TABLE 27.2 Contraindications for Anatomic Segmentectomy
SURGERY
In preparation for surgery, the patient is kept fasting for 8 hours prior to general anesthesia. The patient receives prophylactic antibiotics intravenously as well as a subcutaneous heparin injection (5,000 units) for deep vein thrombosis (DVT) prophylaxis within 60 minutes of skin incision. When the patient enters the operating room and prior to the induction of anesthesia, a detailed safety “time-out” is routinely performed involving the entire operating room team. Importantly, the correct side of the surgery is confirmed with the patient and surgeon, as well as by the anesthesia team and nursing staff. Preoperative CT or PET imaging is reviewed with the operative team prior to induction of anesthesia to check the size and segment location of the target lesion and for the presence of adenopathy.

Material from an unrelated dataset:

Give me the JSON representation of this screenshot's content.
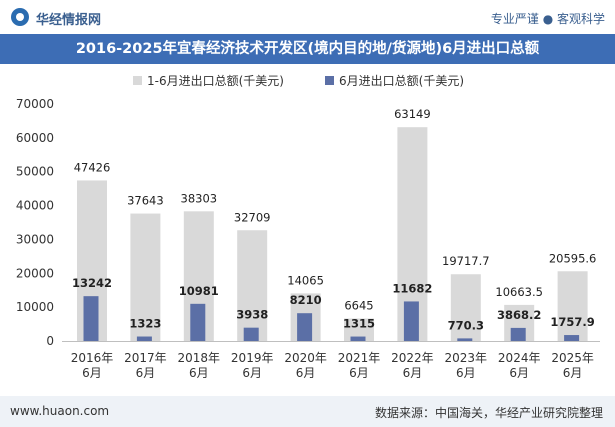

For the open technique an epidural catheter or paravertebral catheter is often placed to optimize postoperative pain management. A left-sided double-lumen tube or bronchial blocker is used for lung isolation. Position of the double-lumen tube is confirmed using a pediatric bronchoscope.
Position
For open procedures patients are placed in the lateral decubitus position and secured in place using a bean bag or rolls. The bed is flexed at the level of the hip to extend the rib cage in the operative field. Careful padding of the extremities is undertaken to minimize the risk to the patient of developing pressure necrosis or neuromuscular injury. The top arm is carefully hung using a padded arm sling. Position of the double-lumen tube is always reconfirmed once final positioning of the patient is complete. The proposed chest incision (posterolateral thoracotomy) is then marked followed by a second safety check list review. This methodical review is done before prepping, draping, and making the incision to ensure the correct administration of medications (antibiotics and prophylactic heparin) and confirm the side of surgery and availability of blood products. At this point, the left lung is deflated and the patient prepped and draped.